The plant's roots have also been shown to contain cysteine sulfoxide derivatives that are analogous to, but different from, those found in such plants as garlic and onion. For example, P. alliacea contains S-phenylmethyl-L-cysteine sulfoxides (petiveriins A and B) and S-(2-hydroxyethyl)-L-cysteines (6-hydroxyethiins A and B). These compounds serve as the precursors of several thiosulfinates such as S-(2-hydroxyethyl) 2-hydroxyethane)thiosulfinate, S-(2-hydroxylethyl) phenylmethanethiosulfinate, S-benzyl 2-hydroxyethane)thiosulfinate and S-benzyl phenylmethanethiosulfinate (petivericin). All four of these thiosulfinates have been found to exhibit antimicrobial activity.
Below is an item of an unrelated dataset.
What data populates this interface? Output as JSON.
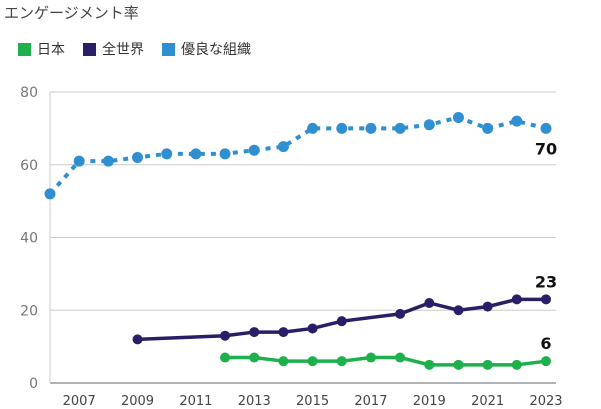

Petiveriin also serves as precursor to phenylmethanethial S-oxide, a lachrymatory agent structurally similar to syn-propanethial-S-oxide from onion, but whose formation requires novel cysteine sulfoxide lyase and lachrymatory factor synthase enzymes differing from those found in onion.

Domestic animals that consume P. alliacea can pass the garlic-like odor characteristic of the plant to their meat, eggs and milk. In addition, nitrates in the plant can cause toxicosis in cattle.